Nippon Paper Industries Co. Ltd., a multibillion-dollar manufacturer of forest-based products, wanted to nullify a key concern within its industry sector, i.e., the clear-cutting of woodlands and the ensuing environmental impact. So going into the 17th Eco-Products show, the company hoped to convey the message that it is a responsible steward of the land. "Nippon also wanted attendees to experience a future in which mankind coexists with forests," said Hakuten Corp. designer Takumi Takahashi, who envisioned an exhibit that would transport booth visitors to the very woods Nippon manages while showcasing the breadth of the company's offerings.
Several of the 12-foot-tall trees that stood in Nippon Paper Industries Co. Ltd.'s exhibit featured clear acrylic inserts containing samples and graphics describing how the company processes raw lumber into myriad products and electricity.
To foster an arboreal ambiance, Takahashi used trees harvested from Nippon's vast acreage as the core design element in the 30-by-40-foot island exhibit. A grove of 14 real timbers towering nearly 12 feet tall supported a white overhead canopy and formed meandering paths further delineated by smatterings of wood chips atop brown carpeting. Some of the logs featured clear acrylic inserts containing graphics and samples, while shorter stumps were used as seating in a corner theater area.

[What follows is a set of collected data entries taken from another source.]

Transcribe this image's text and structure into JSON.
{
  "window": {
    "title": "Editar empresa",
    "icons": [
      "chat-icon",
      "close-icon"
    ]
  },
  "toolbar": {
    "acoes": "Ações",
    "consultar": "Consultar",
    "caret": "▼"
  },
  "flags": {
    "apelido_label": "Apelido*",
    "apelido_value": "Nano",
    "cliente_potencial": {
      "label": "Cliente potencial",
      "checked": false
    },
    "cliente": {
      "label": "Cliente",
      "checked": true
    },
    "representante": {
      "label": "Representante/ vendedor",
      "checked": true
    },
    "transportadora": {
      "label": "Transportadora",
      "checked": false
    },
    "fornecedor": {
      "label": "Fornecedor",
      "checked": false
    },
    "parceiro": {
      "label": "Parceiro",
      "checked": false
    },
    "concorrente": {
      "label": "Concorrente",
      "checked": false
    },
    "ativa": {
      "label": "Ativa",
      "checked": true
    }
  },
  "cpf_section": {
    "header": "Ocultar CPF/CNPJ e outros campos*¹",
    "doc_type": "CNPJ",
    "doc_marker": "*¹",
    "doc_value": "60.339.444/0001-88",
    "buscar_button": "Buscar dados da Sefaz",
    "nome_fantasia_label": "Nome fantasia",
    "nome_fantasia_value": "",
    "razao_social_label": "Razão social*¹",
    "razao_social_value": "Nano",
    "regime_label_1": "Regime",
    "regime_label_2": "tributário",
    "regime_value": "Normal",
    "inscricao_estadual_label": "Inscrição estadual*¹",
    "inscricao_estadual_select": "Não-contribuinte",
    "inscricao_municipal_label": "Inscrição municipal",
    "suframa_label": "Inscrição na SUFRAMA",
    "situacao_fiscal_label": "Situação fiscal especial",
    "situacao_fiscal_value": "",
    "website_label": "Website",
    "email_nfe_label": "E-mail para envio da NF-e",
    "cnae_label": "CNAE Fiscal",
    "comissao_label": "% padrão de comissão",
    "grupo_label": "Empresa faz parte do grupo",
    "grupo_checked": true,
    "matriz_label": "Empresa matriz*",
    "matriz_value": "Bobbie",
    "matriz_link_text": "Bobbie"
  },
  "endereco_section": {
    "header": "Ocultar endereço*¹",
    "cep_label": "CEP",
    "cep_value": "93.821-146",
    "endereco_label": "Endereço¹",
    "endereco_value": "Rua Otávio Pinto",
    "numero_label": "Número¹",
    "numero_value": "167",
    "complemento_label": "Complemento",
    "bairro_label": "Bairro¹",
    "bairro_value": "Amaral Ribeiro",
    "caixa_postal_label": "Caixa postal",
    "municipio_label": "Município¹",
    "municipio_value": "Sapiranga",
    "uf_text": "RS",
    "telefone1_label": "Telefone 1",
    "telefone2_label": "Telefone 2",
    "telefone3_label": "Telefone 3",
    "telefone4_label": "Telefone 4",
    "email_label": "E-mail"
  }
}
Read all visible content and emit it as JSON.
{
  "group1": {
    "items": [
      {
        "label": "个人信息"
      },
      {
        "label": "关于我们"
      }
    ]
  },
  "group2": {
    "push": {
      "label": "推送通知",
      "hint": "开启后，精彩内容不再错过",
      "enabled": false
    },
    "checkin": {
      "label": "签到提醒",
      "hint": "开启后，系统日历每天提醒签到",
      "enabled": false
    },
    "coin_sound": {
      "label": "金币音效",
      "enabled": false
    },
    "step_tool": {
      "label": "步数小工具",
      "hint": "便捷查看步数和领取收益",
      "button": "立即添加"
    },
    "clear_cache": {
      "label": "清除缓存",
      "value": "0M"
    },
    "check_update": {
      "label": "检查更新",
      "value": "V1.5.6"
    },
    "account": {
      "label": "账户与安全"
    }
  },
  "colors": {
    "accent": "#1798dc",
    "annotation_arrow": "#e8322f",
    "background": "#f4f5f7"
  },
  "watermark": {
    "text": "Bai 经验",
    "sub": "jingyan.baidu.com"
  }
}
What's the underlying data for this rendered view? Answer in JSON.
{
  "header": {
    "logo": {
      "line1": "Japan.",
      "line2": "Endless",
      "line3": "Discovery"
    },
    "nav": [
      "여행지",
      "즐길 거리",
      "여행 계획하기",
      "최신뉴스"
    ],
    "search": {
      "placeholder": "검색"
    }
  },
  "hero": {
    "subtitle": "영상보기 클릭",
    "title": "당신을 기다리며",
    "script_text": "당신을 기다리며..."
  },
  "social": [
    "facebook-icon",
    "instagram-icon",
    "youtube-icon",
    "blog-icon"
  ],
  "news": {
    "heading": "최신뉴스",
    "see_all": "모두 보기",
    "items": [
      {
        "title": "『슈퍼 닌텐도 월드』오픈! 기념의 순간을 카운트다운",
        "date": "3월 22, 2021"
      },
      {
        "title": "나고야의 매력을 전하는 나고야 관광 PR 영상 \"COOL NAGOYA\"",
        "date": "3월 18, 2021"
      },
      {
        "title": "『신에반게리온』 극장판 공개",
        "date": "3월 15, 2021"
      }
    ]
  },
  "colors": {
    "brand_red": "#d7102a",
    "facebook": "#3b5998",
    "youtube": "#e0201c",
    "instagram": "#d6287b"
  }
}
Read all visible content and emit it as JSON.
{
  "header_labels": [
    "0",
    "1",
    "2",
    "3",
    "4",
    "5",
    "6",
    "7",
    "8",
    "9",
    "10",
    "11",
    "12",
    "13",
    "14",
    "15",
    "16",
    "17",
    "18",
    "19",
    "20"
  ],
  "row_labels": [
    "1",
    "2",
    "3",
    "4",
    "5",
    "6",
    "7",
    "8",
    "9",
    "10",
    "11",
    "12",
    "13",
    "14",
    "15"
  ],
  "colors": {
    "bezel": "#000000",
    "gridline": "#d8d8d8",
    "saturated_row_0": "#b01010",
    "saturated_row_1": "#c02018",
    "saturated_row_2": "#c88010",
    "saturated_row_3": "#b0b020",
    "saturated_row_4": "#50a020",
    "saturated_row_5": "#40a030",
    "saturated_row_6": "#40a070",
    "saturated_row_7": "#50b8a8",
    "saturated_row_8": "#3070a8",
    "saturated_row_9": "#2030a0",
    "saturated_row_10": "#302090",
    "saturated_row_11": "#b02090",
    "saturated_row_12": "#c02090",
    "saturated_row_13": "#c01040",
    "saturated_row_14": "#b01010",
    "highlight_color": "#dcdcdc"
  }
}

In the portion of the stand devoted to Nippon's newest breakthroughs, Takahashi opted for a futuristic feel via gray carpeting and "trees" fabricated from glossy white substrate. To unify the contrasting aesthetics of the two areas, lighting elements created the effect of dappled sunlight filtering through a leafy canopy on the entire exhibit's ceiling and flooring. This astute use of dramatic illumination, coupled with Takahashi's incorporation of multiple textures, earned high praise from Exhibit Design Awards judges. "There's something utterly sensual about this space," said one judge, a compliment worth far more than the paper on which it's printed.